Jahrhundert-Entscheidung in USA

■ Datenmaterial über 600.000 Arbeiter in Atomanlagen soll für die Forschung freigegeben werden / Ehemaliger Leiter des US-Krebsforschungszentrums versichert: „Es gibt nichts zu verbergen“

Berlin (wps/taz) - Das US-amerikanische Energieministerium will mit der jahrzehntelangen Geheimhaltungspolitik brechen und die Daten über Gesundheit und Krankheit der Belegschaften in Atomanlagen öffentlich machen. Mit der Entscheidung des Ministeriums werden die Daten von schätzungsweise 600.000 Mitarbeitern zugänglich, die seit Beginn des Atomzeitalters vor allem in Atomkraftwerken und Atomwaffenfabriken der USA gearbeitet haben. US -Wissenschaftler sprachen von einer epochalen Entscheidung, die einmaliges Material über die Wirkung von radioaktiven Strahlen zugänglich mache.

Energieminister Watkins hat die geplante Freigabe der Daten in einem Brief an US-Senator John Glenn mitgeteilt. Glenn sprach von einem Meilenstein in der Umweltpolitik. Bisher hatte das Energieministerium nur tröpfchenweise einzelne Daten über Krebsfälle und andere radiologische Auswirkungen von Radioaktivität veröffentlicht. Vielen Wissenschaftlern war der Zugang zu weiteren Krankheitsstatistiken verweigert worden.

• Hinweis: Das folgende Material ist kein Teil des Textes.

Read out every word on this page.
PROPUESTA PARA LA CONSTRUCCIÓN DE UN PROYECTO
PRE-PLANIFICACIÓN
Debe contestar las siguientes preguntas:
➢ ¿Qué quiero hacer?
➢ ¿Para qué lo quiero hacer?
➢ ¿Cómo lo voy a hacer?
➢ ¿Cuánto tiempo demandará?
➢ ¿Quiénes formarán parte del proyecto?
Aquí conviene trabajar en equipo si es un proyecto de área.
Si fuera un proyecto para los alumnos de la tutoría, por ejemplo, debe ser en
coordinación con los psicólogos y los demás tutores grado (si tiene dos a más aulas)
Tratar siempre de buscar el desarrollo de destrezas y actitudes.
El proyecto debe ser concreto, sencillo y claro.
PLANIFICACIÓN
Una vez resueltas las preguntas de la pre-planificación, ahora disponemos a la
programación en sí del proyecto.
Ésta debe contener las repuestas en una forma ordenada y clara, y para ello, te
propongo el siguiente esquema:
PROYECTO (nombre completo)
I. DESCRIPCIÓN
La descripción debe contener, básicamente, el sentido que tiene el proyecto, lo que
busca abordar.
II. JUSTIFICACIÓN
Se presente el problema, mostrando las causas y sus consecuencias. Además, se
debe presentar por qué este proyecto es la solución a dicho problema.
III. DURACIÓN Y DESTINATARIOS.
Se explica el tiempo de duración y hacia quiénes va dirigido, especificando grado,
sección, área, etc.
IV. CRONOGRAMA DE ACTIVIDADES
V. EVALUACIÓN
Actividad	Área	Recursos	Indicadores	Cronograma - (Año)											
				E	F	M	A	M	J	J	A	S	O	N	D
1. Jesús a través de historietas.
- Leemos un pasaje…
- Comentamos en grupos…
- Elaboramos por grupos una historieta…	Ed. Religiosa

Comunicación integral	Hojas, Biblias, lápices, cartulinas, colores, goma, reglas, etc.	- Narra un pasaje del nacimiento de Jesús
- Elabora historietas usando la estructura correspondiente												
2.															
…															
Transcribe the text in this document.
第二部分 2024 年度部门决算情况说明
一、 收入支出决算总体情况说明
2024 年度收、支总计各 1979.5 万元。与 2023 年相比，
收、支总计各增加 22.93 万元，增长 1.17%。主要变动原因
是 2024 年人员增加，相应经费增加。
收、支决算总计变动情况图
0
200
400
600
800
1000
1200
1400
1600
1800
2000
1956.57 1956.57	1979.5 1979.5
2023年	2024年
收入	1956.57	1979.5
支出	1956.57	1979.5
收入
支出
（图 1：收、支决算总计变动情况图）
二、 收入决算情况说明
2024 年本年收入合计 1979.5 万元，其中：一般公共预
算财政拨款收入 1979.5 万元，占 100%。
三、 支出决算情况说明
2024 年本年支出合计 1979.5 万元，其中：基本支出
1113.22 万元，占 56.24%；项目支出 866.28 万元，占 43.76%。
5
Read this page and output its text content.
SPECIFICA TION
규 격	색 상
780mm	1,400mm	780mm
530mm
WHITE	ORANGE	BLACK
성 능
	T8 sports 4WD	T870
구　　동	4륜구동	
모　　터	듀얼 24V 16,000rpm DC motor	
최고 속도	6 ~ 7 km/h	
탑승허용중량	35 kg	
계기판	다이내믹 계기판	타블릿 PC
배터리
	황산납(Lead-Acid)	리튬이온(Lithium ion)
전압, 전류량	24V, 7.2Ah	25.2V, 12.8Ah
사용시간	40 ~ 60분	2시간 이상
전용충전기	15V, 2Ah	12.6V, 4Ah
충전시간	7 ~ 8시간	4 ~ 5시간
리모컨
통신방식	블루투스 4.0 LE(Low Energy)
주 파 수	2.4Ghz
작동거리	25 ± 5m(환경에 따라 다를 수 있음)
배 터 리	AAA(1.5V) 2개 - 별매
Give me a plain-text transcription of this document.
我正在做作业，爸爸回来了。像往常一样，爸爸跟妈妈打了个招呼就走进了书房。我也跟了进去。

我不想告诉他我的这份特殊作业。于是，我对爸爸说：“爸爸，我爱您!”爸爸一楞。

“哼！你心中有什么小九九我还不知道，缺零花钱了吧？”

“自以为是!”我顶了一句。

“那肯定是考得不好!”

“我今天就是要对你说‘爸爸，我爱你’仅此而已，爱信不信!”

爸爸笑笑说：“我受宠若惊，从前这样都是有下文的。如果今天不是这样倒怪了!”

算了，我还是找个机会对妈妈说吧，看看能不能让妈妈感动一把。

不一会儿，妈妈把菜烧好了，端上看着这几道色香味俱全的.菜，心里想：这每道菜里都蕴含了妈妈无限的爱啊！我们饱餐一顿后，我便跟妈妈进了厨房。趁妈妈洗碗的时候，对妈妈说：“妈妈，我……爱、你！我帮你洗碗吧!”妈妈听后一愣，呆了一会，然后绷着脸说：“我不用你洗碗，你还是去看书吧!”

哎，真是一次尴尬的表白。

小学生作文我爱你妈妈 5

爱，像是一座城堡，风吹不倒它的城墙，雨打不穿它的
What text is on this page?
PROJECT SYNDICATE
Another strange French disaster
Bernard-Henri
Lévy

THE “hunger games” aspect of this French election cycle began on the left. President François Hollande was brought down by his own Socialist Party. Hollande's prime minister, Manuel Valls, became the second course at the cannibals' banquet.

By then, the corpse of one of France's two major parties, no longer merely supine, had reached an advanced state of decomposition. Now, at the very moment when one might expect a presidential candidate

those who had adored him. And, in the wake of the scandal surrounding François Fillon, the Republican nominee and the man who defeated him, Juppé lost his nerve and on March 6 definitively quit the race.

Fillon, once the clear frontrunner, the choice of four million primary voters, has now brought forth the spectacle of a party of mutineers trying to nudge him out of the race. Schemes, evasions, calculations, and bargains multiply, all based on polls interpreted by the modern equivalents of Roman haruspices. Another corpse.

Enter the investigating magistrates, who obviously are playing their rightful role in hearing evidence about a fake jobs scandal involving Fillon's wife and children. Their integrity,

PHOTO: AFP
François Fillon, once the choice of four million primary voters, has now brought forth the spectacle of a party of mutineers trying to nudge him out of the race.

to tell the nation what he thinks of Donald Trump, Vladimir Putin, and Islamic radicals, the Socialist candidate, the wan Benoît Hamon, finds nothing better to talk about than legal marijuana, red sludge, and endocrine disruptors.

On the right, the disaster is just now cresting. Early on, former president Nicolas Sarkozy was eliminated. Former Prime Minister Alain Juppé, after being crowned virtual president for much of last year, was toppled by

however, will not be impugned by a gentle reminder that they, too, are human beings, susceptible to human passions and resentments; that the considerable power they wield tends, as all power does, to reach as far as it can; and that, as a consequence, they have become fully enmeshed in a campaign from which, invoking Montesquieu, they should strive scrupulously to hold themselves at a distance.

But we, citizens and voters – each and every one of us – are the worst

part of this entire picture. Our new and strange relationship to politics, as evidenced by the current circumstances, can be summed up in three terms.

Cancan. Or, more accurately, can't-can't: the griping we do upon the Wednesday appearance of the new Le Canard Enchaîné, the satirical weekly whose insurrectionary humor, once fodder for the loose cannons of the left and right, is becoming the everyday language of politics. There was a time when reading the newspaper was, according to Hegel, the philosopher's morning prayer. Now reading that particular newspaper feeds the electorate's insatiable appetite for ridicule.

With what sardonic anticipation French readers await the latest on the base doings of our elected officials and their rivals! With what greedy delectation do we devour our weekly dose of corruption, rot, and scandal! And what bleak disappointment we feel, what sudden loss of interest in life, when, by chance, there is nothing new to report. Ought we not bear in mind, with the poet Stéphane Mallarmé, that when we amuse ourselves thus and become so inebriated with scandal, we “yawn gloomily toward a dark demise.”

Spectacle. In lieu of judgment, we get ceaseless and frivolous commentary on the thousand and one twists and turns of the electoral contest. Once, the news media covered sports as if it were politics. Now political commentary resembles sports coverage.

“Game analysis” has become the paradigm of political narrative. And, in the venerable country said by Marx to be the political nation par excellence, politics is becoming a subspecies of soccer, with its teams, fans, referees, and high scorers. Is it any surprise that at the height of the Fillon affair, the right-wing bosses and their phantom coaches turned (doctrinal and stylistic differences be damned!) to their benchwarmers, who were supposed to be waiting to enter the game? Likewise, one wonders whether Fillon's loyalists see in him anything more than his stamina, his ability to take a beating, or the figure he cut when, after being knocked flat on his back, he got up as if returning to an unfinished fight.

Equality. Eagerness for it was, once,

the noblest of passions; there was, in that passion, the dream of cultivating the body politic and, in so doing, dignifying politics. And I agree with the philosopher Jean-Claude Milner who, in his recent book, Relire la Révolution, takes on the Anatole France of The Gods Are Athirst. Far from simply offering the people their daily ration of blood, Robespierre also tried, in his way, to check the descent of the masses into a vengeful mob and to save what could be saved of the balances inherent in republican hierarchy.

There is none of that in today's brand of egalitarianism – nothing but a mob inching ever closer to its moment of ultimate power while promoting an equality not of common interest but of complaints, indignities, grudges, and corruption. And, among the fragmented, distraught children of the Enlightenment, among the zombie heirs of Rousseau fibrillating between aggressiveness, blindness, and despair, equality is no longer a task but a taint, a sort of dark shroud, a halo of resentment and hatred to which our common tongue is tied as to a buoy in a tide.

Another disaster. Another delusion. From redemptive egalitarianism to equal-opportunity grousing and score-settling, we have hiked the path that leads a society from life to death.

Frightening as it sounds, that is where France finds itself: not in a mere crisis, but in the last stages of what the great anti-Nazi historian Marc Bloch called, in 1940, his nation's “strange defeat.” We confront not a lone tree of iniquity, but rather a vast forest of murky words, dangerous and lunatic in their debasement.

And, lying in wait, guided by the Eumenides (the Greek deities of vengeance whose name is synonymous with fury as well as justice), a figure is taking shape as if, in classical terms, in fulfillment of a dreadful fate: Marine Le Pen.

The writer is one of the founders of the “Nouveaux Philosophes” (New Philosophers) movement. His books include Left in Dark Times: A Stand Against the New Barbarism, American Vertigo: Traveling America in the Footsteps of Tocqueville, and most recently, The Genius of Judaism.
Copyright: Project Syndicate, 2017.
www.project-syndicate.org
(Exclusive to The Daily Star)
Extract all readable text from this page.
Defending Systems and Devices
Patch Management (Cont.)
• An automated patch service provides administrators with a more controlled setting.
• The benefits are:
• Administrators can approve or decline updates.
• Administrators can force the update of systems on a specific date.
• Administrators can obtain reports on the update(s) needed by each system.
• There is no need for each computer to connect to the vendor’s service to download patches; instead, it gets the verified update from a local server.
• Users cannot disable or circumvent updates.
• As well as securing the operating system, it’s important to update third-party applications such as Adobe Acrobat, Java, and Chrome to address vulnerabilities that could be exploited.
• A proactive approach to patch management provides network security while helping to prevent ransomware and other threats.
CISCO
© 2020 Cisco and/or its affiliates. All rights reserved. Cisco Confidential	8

Die Veröffentlichung erfolgt jetzt vor allem auf Druck von zahlreichen Senatoren und außerparlamentarischen Initiativen. Arthur Upton, der frühere Leiter des US -Krebsforschungszentrums, sagte, das nun zugängliche Material sei die weltweit umfangreichste Datensammlung über Arbeiter, die radioaktiver Belastung ausgesetzt waren. Um zu zeigen, daß man nichts zu verbergen habe, sei es wichtig, dieses Material zu veröffentlichen. In den letzten Jahren war wiederholt über eine erhöhte Krebsrate bei den Angestellten der amerikanischen Atomwaffenfabriken berichet worden. Von Regierungsseite war der direkte Zusammenhang mit Strahlen-Expositionen aber genauso regelmäßig bestritten worden. Zuletzt waren die Atomwaffenfabriken durch den Bericht von FBI und Untersuchungskommission scharf attackiert worden. In dem Bericht - die taz berichete am Mittwoch - waren haarsträubende Sicherheitsmängel aufgedeckt worden.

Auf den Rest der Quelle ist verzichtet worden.